Dusty Verdict: Steambath is full of rich characters and a humorous unpredictability as men and a woman, wrestle existential issues through the limited terms of reference provided by their everyday lives and ambitions. It’s a call to take a good look at yourself and to make yourself ready… for the rest of your life, for its ending.

For Bixby it proved to be a gamechanger as he told the New Orleans Times-Picayune in 1975: "…only 19 cities carried it…They said it was the hottest single black-market tape. It became the underground tape of the year…(‘Steambath’) probably did more for me as a serious actor than anything I’ve ever done…”  And he is superb, handling the majority of the lines, and especially what is effectively a fifteen-minute monologue at the end, with sincerity, his eyes widening with ever great resignation as one after another the pennies drop.

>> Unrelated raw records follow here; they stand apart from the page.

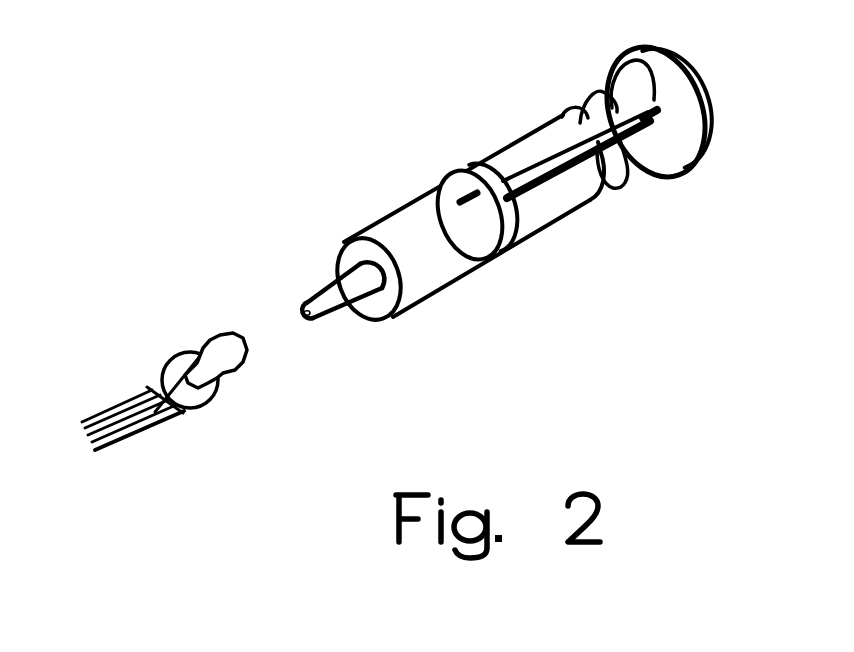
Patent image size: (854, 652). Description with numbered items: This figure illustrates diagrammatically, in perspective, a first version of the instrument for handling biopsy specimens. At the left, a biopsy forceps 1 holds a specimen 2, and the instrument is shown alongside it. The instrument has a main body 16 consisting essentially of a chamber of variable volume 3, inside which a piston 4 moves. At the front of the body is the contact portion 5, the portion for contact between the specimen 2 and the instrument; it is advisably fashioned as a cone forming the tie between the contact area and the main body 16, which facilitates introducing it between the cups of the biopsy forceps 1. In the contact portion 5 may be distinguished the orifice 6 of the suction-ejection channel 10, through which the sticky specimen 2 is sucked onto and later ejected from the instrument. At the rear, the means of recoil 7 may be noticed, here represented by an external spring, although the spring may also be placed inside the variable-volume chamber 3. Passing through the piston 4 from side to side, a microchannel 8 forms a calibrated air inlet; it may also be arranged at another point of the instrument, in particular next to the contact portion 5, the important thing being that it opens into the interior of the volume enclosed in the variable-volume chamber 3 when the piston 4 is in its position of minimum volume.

The biopsy forceps 1 is at (130, 395).
The specimen 2 is at (225, 352).
The chamber of variable volume 3 is at (465, 237).
The piston 4 is at (477, 212).
The contact portion 5 is at (356, 302).
The orifice 6 is at (308, 323).
The means of recoil 7 is at (572, 107).
The microchannel 8 is at (470, 188).
The suction-ejection channel 10 is at (340, 306).
The main body 16 is at (388, 217).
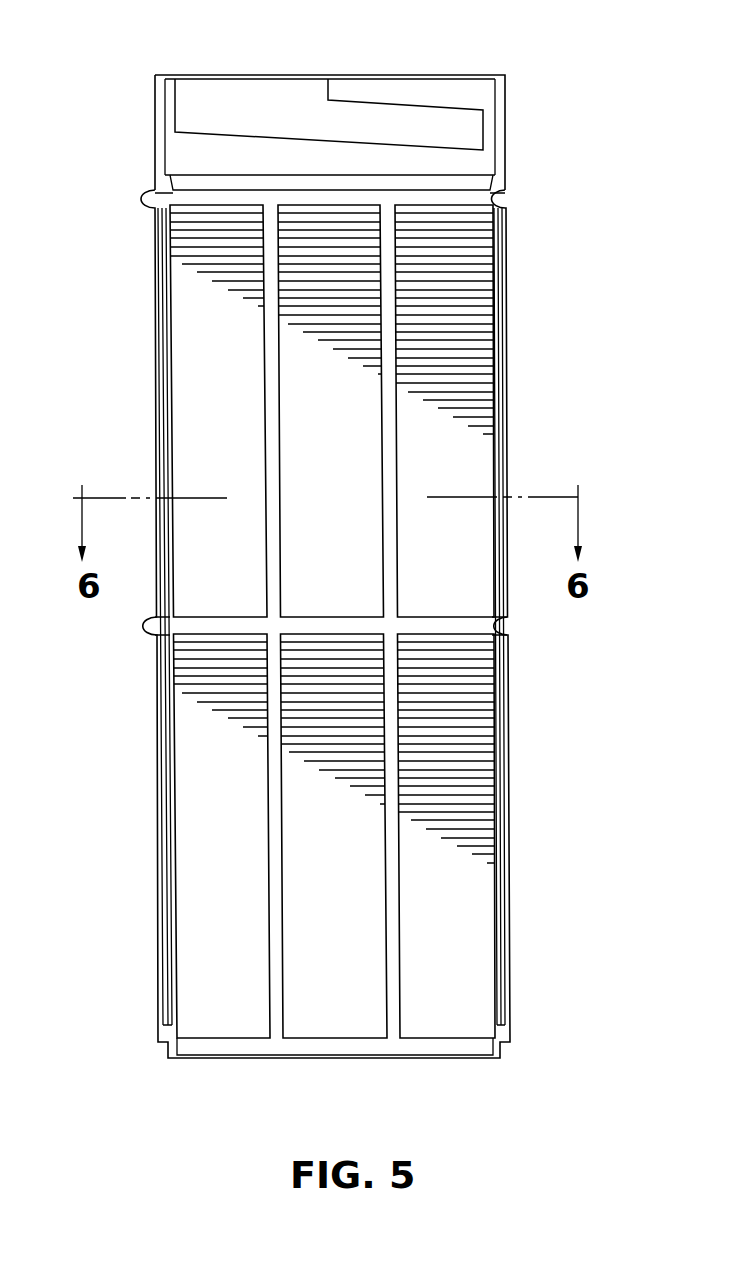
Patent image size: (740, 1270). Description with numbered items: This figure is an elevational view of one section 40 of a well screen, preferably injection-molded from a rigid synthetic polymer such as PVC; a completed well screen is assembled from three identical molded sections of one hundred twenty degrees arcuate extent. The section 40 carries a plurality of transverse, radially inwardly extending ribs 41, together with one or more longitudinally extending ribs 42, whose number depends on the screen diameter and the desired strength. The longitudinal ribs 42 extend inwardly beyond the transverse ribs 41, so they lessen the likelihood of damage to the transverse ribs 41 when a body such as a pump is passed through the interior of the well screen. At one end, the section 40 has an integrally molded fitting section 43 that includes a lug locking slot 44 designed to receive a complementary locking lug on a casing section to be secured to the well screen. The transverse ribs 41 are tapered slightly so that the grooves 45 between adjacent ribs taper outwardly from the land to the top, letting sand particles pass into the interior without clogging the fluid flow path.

The well screen section 40 is at (524, 637).
The transverse ribs 41 is at (498, 271).
The longitudinal ribs 42 is at (385, 247).
The fitting section 43 is at (140, 157).
The lug locking slot 44 is at (355, 125).
The grooves 45 is at (465, 350).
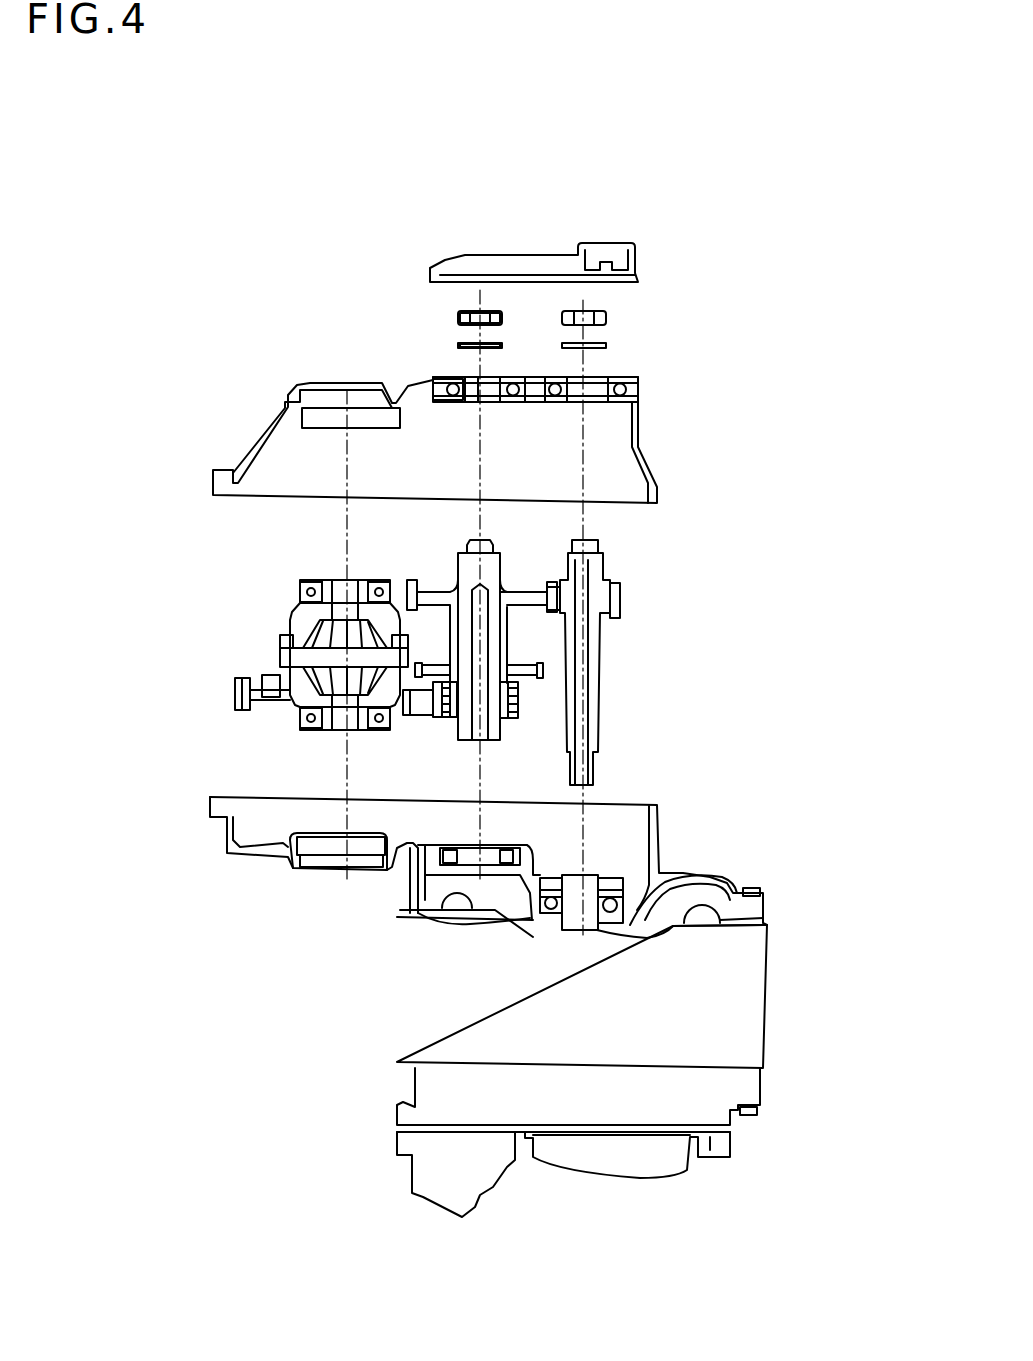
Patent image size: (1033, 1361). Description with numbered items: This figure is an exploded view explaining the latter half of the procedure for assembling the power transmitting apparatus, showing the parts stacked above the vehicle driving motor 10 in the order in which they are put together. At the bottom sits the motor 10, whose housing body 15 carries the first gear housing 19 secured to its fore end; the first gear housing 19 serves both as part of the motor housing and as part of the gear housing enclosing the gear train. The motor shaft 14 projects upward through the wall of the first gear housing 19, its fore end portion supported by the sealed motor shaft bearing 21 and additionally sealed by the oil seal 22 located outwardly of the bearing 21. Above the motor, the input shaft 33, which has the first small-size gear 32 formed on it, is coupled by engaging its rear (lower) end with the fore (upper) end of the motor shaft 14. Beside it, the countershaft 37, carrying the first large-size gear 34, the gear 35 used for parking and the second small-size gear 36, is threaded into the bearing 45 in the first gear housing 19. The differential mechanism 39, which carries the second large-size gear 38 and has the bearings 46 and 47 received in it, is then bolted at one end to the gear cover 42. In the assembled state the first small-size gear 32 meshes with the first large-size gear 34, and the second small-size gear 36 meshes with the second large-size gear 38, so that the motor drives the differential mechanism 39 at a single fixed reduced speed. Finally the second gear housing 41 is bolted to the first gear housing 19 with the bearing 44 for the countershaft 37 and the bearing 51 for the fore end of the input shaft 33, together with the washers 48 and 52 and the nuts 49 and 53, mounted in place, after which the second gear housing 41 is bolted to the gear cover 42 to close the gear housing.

It was certainly another step in Valerie Perrine’s journey, her naturalistic style, obscuring the completeness of her absorption in character. She’s there as a foil and a contrast for Bixby and the two work exceptionally well together and with the Almighty José Pérez.

You can watch Steambath on Amazon Prime in the US and elsewhere and there is an old DVD. It would be good to see it re-emerge, not just for Bixby and Perrine fans but also Friedman who lived a long life and wrote many books and scripts (Oscar nominated for Splash etc).

PS Valerie Perrine is now 78 and has been living with Parkinson’s for a number of years. There is a remarkable documentary, the multi-award winning A Portrait of Valerie Perrine, about her life and recent struggles that you can rent on Vimeo. Well worth your time, she is an inspiration!